Which takes a lot more time and space.
Alternatively, we can try to pass the vector by move.
fn midpoint3(v: Vec<i32>) -> usize { return v.len() / 2; } use std::time::{Instant}; fn main() { // Make a big vector with 1,000,000 elements. let mut my_vec = Vec::with_capacity(1000000); for i in 0..1000000 { my_vec.push(i); } let time = Instant::now(); let mid = midpoint3(my_vec); // pass by move println!("Took {:?}", time.elapsed()); println!("Mid point element is {}", my_vec[mid]); }
Try to compile the above code, you will notice that the compiler produces an error. specifically, that
my_vec can no longer be used after calling midpoint3, because it has been moved! Moving passes ownership of the data
over to the function completely. Moving does not create a new copy of the data, so its performance is close to passing by ref,
at the same time, it allows the function to have full control and ownership of the data, unlike a reference.
We can fix the above compiler error by changing the function slightly, e.g., so that it returns the mid element.
fn midpoint3(v: Vec<i32>) -> i32 { let mid = v[v.len() / 2]; return mid; } use std::time::{Instant}; fn main() { // Make a big vector with 1,000,000 elements. let mut my_vec = Vec::with_capacity(1000000); for i in 0..1000000 { my_vec.push(i); } let time = Instant::now(); let mid = midpoint3(my_vec); // pass by move println!("Took {:?}", time.elapsed()); println!("Mid point element is {}", mid); }
Compared to ref, it may appear like move is slower.

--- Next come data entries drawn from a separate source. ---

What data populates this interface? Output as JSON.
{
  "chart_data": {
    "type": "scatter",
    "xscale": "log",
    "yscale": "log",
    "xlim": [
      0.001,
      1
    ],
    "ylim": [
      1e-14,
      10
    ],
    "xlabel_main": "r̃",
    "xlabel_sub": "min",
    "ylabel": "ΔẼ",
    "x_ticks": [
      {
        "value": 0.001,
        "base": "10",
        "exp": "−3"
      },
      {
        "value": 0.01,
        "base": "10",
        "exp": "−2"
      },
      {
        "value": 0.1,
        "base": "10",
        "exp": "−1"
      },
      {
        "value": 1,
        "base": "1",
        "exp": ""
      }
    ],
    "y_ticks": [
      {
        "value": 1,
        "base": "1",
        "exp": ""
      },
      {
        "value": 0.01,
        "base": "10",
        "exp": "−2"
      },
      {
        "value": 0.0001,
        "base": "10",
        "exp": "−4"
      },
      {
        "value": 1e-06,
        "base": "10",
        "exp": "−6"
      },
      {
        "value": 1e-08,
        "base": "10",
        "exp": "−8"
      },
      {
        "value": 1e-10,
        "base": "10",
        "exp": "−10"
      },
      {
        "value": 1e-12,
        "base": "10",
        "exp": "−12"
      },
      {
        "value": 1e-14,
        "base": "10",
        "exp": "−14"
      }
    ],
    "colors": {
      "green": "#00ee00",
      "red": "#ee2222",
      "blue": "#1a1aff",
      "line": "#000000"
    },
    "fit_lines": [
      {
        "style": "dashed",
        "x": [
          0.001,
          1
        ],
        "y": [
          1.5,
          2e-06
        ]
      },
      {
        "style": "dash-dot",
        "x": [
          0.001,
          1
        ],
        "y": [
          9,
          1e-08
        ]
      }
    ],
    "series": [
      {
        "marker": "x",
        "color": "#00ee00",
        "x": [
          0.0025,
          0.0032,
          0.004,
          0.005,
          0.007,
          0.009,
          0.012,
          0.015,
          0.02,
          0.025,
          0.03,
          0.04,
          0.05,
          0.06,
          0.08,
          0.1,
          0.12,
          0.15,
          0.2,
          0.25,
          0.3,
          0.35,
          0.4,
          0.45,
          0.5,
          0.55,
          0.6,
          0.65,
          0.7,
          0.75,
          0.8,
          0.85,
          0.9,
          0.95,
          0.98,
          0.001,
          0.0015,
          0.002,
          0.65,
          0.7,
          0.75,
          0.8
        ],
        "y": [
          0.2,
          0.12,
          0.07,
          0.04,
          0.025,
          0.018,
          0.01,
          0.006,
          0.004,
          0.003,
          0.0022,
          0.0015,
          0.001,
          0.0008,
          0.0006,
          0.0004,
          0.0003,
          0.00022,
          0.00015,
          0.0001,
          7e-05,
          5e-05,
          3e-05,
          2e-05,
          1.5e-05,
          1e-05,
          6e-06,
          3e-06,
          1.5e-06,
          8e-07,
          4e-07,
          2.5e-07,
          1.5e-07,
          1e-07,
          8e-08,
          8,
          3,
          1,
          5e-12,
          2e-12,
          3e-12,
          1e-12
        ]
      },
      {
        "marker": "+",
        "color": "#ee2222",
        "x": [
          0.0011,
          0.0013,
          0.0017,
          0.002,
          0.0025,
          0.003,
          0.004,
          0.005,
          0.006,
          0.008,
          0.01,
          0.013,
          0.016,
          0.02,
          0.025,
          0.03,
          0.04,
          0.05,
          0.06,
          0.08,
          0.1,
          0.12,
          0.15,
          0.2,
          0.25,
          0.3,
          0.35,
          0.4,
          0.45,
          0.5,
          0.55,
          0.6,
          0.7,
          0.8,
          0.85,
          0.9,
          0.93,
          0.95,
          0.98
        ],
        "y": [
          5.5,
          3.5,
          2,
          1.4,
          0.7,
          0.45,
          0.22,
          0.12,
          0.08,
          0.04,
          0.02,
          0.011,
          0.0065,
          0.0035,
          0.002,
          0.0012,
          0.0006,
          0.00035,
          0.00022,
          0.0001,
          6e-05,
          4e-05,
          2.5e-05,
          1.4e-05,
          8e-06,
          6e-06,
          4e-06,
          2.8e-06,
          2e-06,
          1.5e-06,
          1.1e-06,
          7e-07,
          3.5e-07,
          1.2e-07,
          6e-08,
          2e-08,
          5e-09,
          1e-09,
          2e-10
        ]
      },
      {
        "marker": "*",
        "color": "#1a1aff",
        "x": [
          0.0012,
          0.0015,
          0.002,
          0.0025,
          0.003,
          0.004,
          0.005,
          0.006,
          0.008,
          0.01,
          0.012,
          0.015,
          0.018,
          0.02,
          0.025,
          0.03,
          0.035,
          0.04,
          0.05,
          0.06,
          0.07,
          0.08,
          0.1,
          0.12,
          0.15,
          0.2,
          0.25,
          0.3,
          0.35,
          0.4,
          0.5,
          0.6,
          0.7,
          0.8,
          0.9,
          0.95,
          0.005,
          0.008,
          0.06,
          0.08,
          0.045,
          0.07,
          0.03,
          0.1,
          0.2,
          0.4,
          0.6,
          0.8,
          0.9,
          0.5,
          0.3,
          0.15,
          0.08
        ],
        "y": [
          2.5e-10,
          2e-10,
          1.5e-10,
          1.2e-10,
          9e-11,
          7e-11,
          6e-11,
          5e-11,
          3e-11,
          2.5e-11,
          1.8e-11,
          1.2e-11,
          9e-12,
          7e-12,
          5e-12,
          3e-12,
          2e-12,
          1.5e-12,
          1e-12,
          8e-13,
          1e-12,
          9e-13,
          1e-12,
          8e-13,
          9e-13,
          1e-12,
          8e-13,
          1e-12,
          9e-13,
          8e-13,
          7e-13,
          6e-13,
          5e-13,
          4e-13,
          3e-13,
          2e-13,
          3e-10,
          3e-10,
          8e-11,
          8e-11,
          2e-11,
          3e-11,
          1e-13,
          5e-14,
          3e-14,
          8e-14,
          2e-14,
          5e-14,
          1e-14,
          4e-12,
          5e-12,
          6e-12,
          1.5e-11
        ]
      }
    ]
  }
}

In reality, this difference is because move passes ownership of the vector to midpoint3, so, when midpoint3 is complete, the vector goes out of scope and gets freed/destroyed, which takes some time. We can ask Rust to not destroy the vector in order to focus on the time required to pass by move only.
fn midpoint3(v: Vec<i32>) -> i32 { let mid = v[v.len() / 2]; // Do not destroy/free v. std::mem::forget(v); return mid; } use std::time::{Instant}; fn main() { // Make a big vector with 1,000,000 elements. let mut my_vec = Vec::with_capacity(1000000); for i in 0..1000000 { my_vec.push(i); } let time = Instant::now(); let mid = midpoint3(my_vec); // pass by move println!("Took {:?}", time.elapsed()); println!("Mid point element is {}", mid); }
Now, the performance of move is comparable to reference.
Finally, remember that you can also by data by mut reference, and not just regular reference.
fn add_0_to_vec(v: &mut Vec<i32>) { v.push(0); } fn main() { let mut v: Vec<i32> = Vec::new(); add_0_to_vec(&mut v); // by mut ref println!("{:?}", v); }
In summary, we have the following way to pass data to a function:
- pass by copy/clone:
- pros: gives the function a separate copy of the data it can control and modify without affecting the original data.
- cons: slow and uses extra memory.
- pass by ref:
- pros: very fast.
- cons: if const ref, the function cannot modify the data, if mut ref, the function can modify the data and the changes will affect the original data and original function.
- pass by move:
- pros: very fast and gives the function control and ownership of the data.
- cons: the data is moved to the new function; it cannot be used in the original function again.
Remember these pros and cons! We may ask you about them in the midterm :)
Consider the following exercise questions:
- If you are asked to build a function that prints a given vector. Would you choose to pass the vector by clone, ref (const or mut), or move? Why?
- If you are asked to build a function that removes all even numbers from a vector, how would you pass the vector and why?
- If you are asked to build a function that creates a sorted copy of a vector while keeping the original vector unchanged, how would you pass the vector? why?